ITALIAN FOOTBALL clubs this week urged local authorities to hand over ownership of their stadiums so they can invest in vital infrastructure improvements needed to overturn an order to play matches behind closed doors.

A government decree banned spectators from 25 of the country's 31 major stadiums after rioting at a Serie A game earlier this month. A police officer was killed in the violence at the game in Sicily.

Most of Italy's top football stadiums, including the Arup designed San Nicola Stadio in Bari, are owned by local authorities. The clubs rent the stadiums but must also foot the bill for security upgrades.

A spokesman for AC Cagliari which plays at Stadio Sant'Elia - one of the six stadiums to remain open to spectators - claimed stadium conditions could be better maintained in the hands of the clubs.

'All the clubs here in Italy would like to be owners of their stadiums, ' he said. 'Here in Cagliari, chairman Massimo Cellino is fighting with the municipality because he would like to build a new, smaller stadium or at least to restyle Sant'Elia, but so far the bureaucrats have prevented him' The rioting in Sicily prompted the Italian government to introduce new rules to ensure that every stadium has features such as turnstiles, numbered seats and ticketing, video surveillance and measures to restrict the movement of supporters around grounds.
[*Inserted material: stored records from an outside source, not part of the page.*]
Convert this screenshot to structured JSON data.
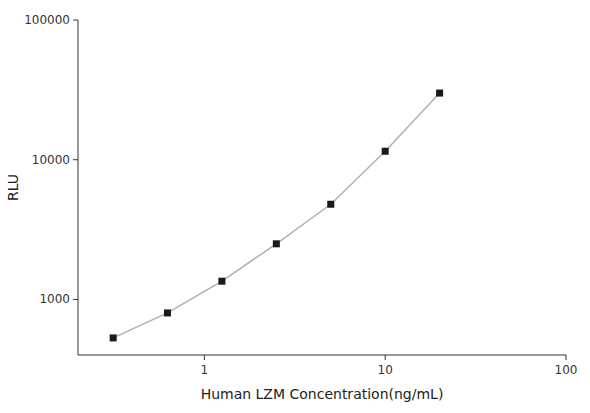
{
  "chart_data": {
    "type": "line",
    "x": [
      0.313,
      0.625,
      1.25,
      2.5,
      5.0,
      10.0,
      20.0
    ],
    "values": [
      530,
      800,
      1350,
      2500,
      4800,
      11500,
      30000
    ],
    "xlabel": "Human LZM Concentration(ng/mL)",
    "ylabel": "RLU",
    "xlim": [
      0.2,
      100
    ],
    "ylim": [
      400,
      100000
    ],
    "xticks": [
      1,
      10,
      100
    ],
    "yticks": [
      1000,
      10000,
      100000
    ],
    "log": true,
    "grid": false,
    "color": "#b0b0b0",
    "colors": [
      "#1a1a1a",
      "#1a1a1a",
      "#1a1a1a",
      "#1a1a1a",
      "#1a1a1a",
      "#1a1a1a",
      "#1a1a1a"
    ],
    "marker": "square"
  }
}
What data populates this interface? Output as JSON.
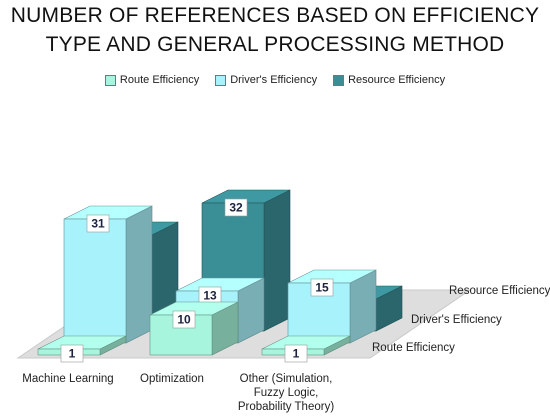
{
  "chart_data": {
    "type": "bar",
    "title_lines": [
      "NUMBER OF REFERENCES BASED ON EFFICIENCY",
      "TYPE AND GENERAL PROCESSING METHOD"
    ],
    "categories": [
      "Machine Learning",
      "Optimization",
      "Other (Simulation, Fuzzy Logic, Probability Theory)"
    ],
    "category_label_lines": [
      [
        "Machine Learning"
      ],
      [
        "Optimization"
      ],
      [
        "Other (Simulation,",
        "Fuzzy Logic,",
        "Probability Theory)"
      ]
    ],
    "series": [
      {
        "name": "Route Efficiency",
        "values": [
          1,
          10,
          1
        ]
      },
      {
        "name": "Driver's Efficiency",
        "values": [
          31,
          13,
          15
        ]
      },
      {
        "name": "Resource Efficiency",
        "values": [
          24,
          32,
          8
        ]
      }
    ],
    "depth_labels": [
      "Route Efficiency",
      "Driver's Efficiency",
      "Resource Efficiency"
    ],
    "legend_position": "top",
    "colors": {
      "route": "#a6f5dc",
      "driver": "#a8f2fb",
      "resource": "#3a8e96"
    },
    "style": "3d-bar"
  }
}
Stadium designer Stephen Morley of consultant BianchiMorley and a member of the UK's Football Stadium Advisory Design Council formed after the 1989 Hillsborough Stadium disaster, agreed that investment was vital in Italy.

'There should be a greater emphasis on improving (Italian football) facilities, in particular addressing crowd safety and crowd control measures, ' he said.
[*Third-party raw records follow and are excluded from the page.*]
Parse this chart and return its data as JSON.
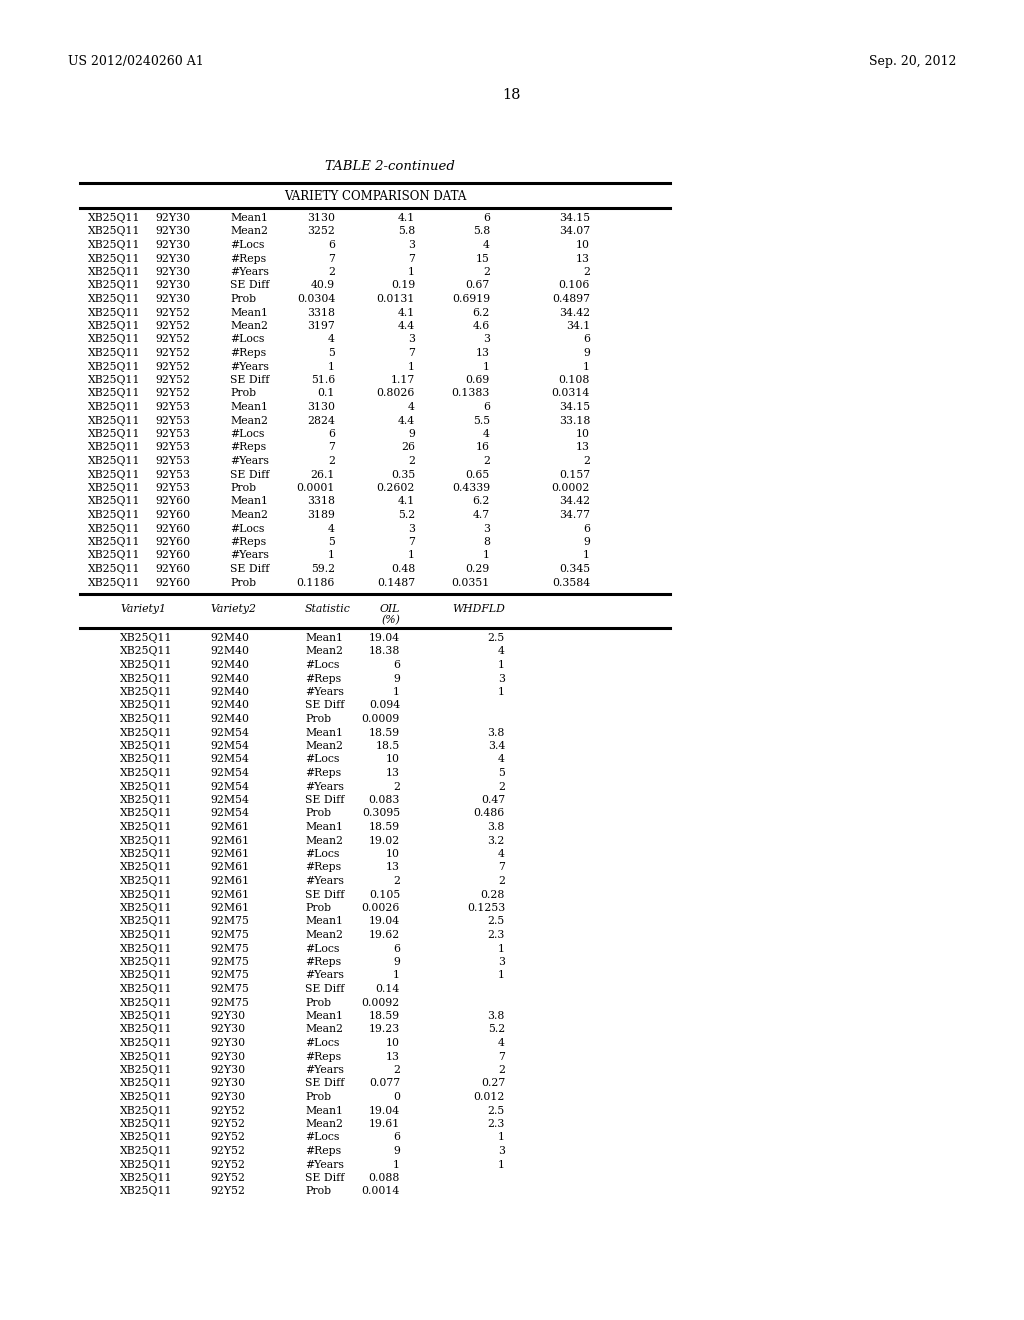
{
  "header_left": "US 2012/0240260 A1",
  "header_right": "Sep. 20, 2012",
  "page_number": "18",
  "table_title": "TABLE 2-continued",
  "section1_title": "VARIETY COMPARISON DATA",
  "section1_rows": [
    [
      "XB25Q11",
      "92Y30",
      "Mean1",
      "3130",
      "4.1",
      "6",
      "34.15"
    ],
    [
      "XB25Q11",
      "92Y30",
      "Mean2",
      "3252",
      "5.8",
      "5.8",
      "34.07"
    ],
    [
      "XB25Q11",
      "92Y30",
      "#Locs",
      "6",
      "3",
      "4",
      "10"
    ],
    [
      "XB25Q11",
      "92Y30",
      "#Reps",
      "7",
      "7",
      "15",
      "13"
    ],
    [
      "XB25Q11",
      "92Y30",
      "#Years",
      "2",
      "1",
      "2",
      "2"
    ],
    [
      "XB25Q11",
      "92Y30",
      "SE Diff",
      "40.9",
      "0.19",
      "0.67",
      "0.106"
    ],
    [
      "XB25Q11",
      "92Y30",
      "Prob",
      "0.0304",
      "0.0131",
      "0.6919",
      "0.4897"
    ],
    [
      "XB25Q11",
      "92Y52",
      "Mean1",
      "3318",
      "4.1",
      "6.2",
      "34.42"
    ],
    [
      "XB25Q11",
      "92Y52",
      "Mean2",
      "3197",
      "4.4",
      "4.6",
      "34.1"
    ],
    [
      "XB25Q11",
      "92Y52",
      "#Locs",
      "4",
      "3",
      "3",
      "6"
    ],
    [
      "XB25Q11",
      "92Y52",
      "#Reps",
      "5",
      "7",
      "13",
      "9"
    ],
    [
      "XB25Q11",
      "92Y52",
      "#Years",
      "1",
      "1",
      "1",
      "1"
    ],
    [
      "XB25Q11",
      "92Y52",
      "SE Diff",
      "51.6",
      "1.17",
      "0.69",
      "0.108"
    ],
    [
      "XB25Q11",
      "92Y52",
      "Prob",
      "0.1",
      "0.8026",
      "0.1383",
      "0.0314"
    ],
    [
      "XB25Q11",
      "92Y53",
      "Mean1",
      "3130",
      "4",
      "6",
      "34.15"
    ],
    [
      "XB25Q11",
      "92Y53",
      "Mean2",
      "2824",
      "4.4",
      "5.5",
      "33.18"
    ],
    [
      "XB25Q11",
      "92Y53",
      "#Locs",
      "6",
      "9",
      "4",
      "10"
    ],
    [
      "XB25Q11",
      "92Y53",
      "#Reps",
      "7",
      "26",
      "16",
      "13"
    ],
    [
      "XB25Q11",
      "92Y53",
      "#Years",
      "2",
      "2",
      "2",
      "2"
    ],
    [
      "XB25Q11",
      "92Y53",
      "SE Diff",
      "26.1",
      "0.35",
      "0.65",
      "0.157"
    ],
    [
      "XB25Q11",
      "92Y53",
      "Prob",
      "0.0001",
      "0.2602",
      "0.4339",
      "0.0002"
    ],
    [
      "XB25Q11",
      "92Y60",
      "Mean1",
      "3318",
      "4.1",
      "6.2",
      "34.42"
    ],
    [
      "XB25Q11",
      "92Y60",
      "Mean2",
      "3189",
      "5.2",
      "4.7",
      "34.77"
    ],
    [
      "XB25Q11",
      "92Y60",
      "#Locs",
      "4",
      "3",
      "3",
      "6"
    ],
    [
      "XB25Q11",
      "92Y60",
      "#Reps",
      "5",
      "7",
      "8",
      "9"
    ],
    [
      "XB25Q11",
      "92Y60",
      "#Years",
      "1",
      "1",
      "1",
      "1"
    ],
    [
      "XB25Q11",
      "92Y60",
      "SE Diff",
      "59.2",
      "0.48",
      "0.29",
      "0.345"
    ],
    [
      "XB25Q11",
      "92Y60",
      "Prob",
      "0.1186",
      "0.1487",
      "0.0351",
      "0.3584"
    ]
  ],
  "section2_rows": [
    [
      "XB25Q11",
      "92M40",
      "Mean1",
      "19.04",
      "2.5"
    ],
    [
      "XB25Q11",
      "92M40",
      "Mean2",
      "18.38",
      "4"
    ],
    [
      "XB25Q11",
      "92M40",
      "#Locs",
      "6",
      "1"
    ],
    [
      "XB25Q11",
      "92M40",
      "#Reps",
      "9",
      "3"
    ],
    [
      "XB25Q11",
      "92M40",
      "#Years",
      "1",
      "1"
    ],
    [
      "XB25Q11",
      "92M40",
      "SE Diff",
      "0.094",
      ""
    ],
    [
      "XB25Q11",
      "92M40",
      "Prob",
      "0.0009",
      ""
    ],
    [
      "XB25Q11",
      "92M54",
      "Mean1",
      "18.59",
      "3.8"
    ],
    [
      "XB25Q11",
      "92M54",
      "Mean2",
      "18.5",
      "3.4"
    ],
    [
      "XB25Q11",
      "92M54",
      "#Locs",
      "10",
      "4"
    ],
    [
      "XB25Q11",
      "92M54",
      "#Reps",
      "13",
      "5"
    ],
    [
      "XB25Q11",
      "92M54",
      "#Years",
      "2",
      "2"
    ],
    [
      "XB25Q11",
      "92M54",
      "SE Diff",
      "0.083",
      "0.47"
    ],
    [
      "XB25Q11",
      "92M54",
      "Prob",
      "0.3095",
      "0.486"
    ],
    [
      "XB25Q11",
      "92M61",
      "Mean1",
      "18.59",
      "3.8"
    ],
    [
      "XB25Q11",
      "92M61",
      "Mean2",
      "19.02",
      "3.2"
    ],
    [
      "XB25Q11",
      "92M61",
      "#Locs",
      "10",
      "4"
    ],
    [
      "XB25Q11",
      "92M61",
      "#Reps",
      "13",
      "7"
    ],
    [
      "XB25Q11",
      "92M61",
      "#Years",
      "2",
      "2"
    ],
    [
      "XB25Q11",
      "92M61",
      "SE Diff",
      "0.105",
      "0.28"
    ],
    [
      "XB25Q11",
      "92M61",
      "Prob",
      "0.0026",
      "0.1253"
    ],
    [
      "XB25Q11",
      "92M75",
      "Mean1",
      "19.04",
      "2.5"
    ],
    [
      "XB25Q11",
      "92M75",
      "Mean2",
      "19.62",
      "2.3"
    ],
    [
      "XB25Q11",
      "92M75",
      "#Locs",
      "6",
      "1"
    ],
    [
      "XB25Q11",
      "92M75",
      "#Reps",
      "9",
      "3"
    ],
    [
      "XB25Q11",
      "92M75",
      "#Years",
      "1",
      "1"
    ],
    [
      "XB25Q11",
      "92M75",
      "SE Diff",
      "0.14",
      ""
    ],
    [
      "XB25Q11",
      "92M75",
      "Prob",
      "0.0092",
      ""
    ],
    [
      "XB25Q11",
      "92Y30",
      "Mean1",
      "18.59",
      "3.8"
    ],
    [
      "XB25Q11",
      "92Y30",
      "Mean2",
      "19.23",
      "5.2"
    ],
    [
      "XB25Q11",
      "92Y30",
      "#Locs",
      "10",
      "4"
    ],
    [
      "XB25Q11",
      "92Y30",
      "#Reps",
      "13",
      "7"
    ],
    [
      "XB25Q11",
      "92Y30",
      "#Years",
      "2",
      "2"
    ],
    [
      "XB25Q11",
      "92Y30",
      "SE Diff",
      "0.077",
      "0.27"
    ],
    [
      "XB25Q11",
      "92Y30",
      "Prob",
      "0",
      "0.012"
    ],
    [
      "XB25Q11",
      "92Y52",
      "Mean1",
      "19.04",
      "2.5"
    ],
    [
      "XB25Q11",
      "92Y52",
      "Mean2",
      "19.61",
      "2.3"
    ],
    [
      "XB25Q11",
      "92Y52",
      "#Locs",
      "6",
      "1"
    ],
    [
      "XB25Q11",
      "92Y52",
      "#Reps",
      "9",
      "3"
    ],
    [
      "XB25Q11",
      "92Y52",
      "#Years",
      "1",
      "1"
    ],
    [
      "XB25Q11",
      "92Y52",
      "SE Diff",
      "0.088",
      ""
    ],
    [
      "XB25Q11",
      "92Y52",
      "Prob",
      "0.0014",
      ""
    ]
  ],
  "bg_color": "#ffffff",
  "text_color": "#000000",
  "font_size": 7.8,
  "header_font_size": 9.0,
  "title_font_size": 9.5,
  "page_num_font_size": 10.5
}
'All the grounds should have been brought up to date in this way before being licensed for games to be played.' He pointed out that investment in UK stadiums in the 1990 had a proven beneficial effect on the behaviour of crowds.

Unsafe Serie A stadiums

Stadium Club Capacity Shortcomings

Ascoli Stadio Del Duca Ascoli Calcio 23,000 No turnstiles; no equipped police control room; no perimeter fence

Bergamo Stadio Atleti Azzurri d'Italia Atalanta Bergamo 26,640 No equipped police control room.
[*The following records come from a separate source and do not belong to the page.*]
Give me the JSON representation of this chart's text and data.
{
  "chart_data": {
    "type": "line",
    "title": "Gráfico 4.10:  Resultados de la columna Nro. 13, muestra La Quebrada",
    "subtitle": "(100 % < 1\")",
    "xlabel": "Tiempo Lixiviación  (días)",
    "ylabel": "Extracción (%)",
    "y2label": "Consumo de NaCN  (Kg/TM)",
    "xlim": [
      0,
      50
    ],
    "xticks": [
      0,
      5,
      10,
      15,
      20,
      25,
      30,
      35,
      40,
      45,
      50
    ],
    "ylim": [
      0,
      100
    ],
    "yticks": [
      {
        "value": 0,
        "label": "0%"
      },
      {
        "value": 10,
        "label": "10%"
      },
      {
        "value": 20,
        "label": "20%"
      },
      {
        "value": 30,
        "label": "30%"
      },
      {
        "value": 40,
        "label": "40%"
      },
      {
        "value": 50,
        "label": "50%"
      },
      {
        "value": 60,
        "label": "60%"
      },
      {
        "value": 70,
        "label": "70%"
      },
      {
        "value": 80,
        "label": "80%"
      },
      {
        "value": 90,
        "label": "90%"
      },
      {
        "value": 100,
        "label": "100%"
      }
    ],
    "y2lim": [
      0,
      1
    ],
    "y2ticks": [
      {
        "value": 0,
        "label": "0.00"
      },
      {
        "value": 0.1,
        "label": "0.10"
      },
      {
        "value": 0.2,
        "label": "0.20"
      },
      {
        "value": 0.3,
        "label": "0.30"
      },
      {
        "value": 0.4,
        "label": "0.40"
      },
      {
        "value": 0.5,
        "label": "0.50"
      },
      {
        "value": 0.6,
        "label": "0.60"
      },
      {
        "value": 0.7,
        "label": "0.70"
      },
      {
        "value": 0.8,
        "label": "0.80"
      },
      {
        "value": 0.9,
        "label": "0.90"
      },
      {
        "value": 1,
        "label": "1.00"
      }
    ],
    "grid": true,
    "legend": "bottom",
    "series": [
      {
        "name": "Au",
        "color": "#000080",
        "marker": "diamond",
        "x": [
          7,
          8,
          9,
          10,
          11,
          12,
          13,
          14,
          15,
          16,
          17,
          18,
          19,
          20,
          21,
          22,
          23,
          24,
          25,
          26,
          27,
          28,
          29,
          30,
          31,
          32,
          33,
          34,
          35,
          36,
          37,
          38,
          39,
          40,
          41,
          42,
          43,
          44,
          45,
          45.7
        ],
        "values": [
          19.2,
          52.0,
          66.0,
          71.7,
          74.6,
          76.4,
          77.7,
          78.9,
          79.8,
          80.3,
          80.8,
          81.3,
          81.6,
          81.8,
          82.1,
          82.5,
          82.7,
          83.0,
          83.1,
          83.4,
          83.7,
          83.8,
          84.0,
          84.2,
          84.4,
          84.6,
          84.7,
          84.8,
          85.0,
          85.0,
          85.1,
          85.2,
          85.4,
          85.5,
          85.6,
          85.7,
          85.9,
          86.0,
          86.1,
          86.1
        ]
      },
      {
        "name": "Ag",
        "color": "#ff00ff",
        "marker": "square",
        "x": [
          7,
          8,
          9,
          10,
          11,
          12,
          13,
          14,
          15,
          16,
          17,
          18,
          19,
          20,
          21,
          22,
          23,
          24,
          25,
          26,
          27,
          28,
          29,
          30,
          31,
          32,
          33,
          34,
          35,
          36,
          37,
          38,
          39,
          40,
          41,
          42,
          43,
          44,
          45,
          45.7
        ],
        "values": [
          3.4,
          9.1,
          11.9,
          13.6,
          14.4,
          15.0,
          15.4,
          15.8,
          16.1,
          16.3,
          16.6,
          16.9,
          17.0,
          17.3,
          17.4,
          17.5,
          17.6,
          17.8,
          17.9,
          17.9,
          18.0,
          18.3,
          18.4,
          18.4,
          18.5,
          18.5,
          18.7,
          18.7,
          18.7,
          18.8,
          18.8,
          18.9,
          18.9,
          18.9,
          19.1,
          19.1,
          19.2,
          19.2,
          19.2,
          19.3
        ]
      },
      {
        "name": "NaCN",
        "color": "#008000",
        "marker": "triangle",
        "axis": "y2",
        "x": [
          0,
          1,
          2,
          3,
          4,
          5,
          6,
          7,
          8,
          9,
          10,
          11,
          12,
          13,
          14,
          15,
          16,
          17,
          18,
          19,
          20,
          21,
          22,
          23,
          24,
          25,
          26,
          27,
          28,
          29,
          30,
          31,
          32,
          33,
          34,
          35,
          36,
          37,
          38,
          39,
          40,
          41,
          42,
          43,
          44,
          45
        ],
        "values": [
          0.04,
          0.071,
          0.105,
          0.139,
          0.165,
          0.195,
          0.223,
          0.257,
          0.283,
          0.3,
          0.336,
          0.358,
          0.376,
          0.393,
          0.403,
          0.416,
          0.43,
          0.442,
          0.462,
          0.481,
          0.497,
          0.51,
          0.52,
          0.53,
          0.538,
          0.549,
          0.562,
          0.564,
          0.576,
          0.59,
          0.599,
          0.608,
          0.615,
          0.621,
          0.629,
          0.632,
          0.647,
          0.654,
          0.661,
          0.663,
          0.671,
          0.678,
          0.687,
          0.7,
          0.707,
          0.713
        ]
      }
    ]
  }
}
Cagliari Stadio Sant'Elia AC Cagliari 23,386 No equipped police site; no perimeter fence Catania Stadio Angelo Massimino Calcio Catania 21,146 No perimeter fence; no security cameras.

Empoli Stadio Carlo Castelani Empoli FC 17,000 No turnstiles Firenze Stadio Artemio Franchi AC Fiorentina 47,246 No turnstiles; no equipped steward site; bench seating rows too close together.

Livorno Stadio Armando Picchi AS Livorno 19,238 No turnstiles; no equipped police control room; no perimeter fence

Messina Stadio San Filippo FC Messina 40,200 Poor ticket checking; no equipped police control room; no perimeter fence.

Parma Stadio Ennio Tardini AC Parma 27,906 Turnstiles do not meet the standards Reggio Calabria Stadio Oreste Granillo Reggina Calcio 27,454 No equipped police control room.

Udine Stadio Friuli Udinede FC 41,309 No turnstiles; no equipped police control room; no perimeter fence; poor external lighting; no security cameras

Verona Stadio M.A.Bentegodi Chievo Verona 39,211 No turnstiles; no equipped police control room; no perimeter fence.

Milano Stadio San Siro AC Milan and Inter Milan 82,955 No perimeter fence. No turnstiles until last weekend when 28 were installed to allow stadium to reopen. 60 to be installed by end of month.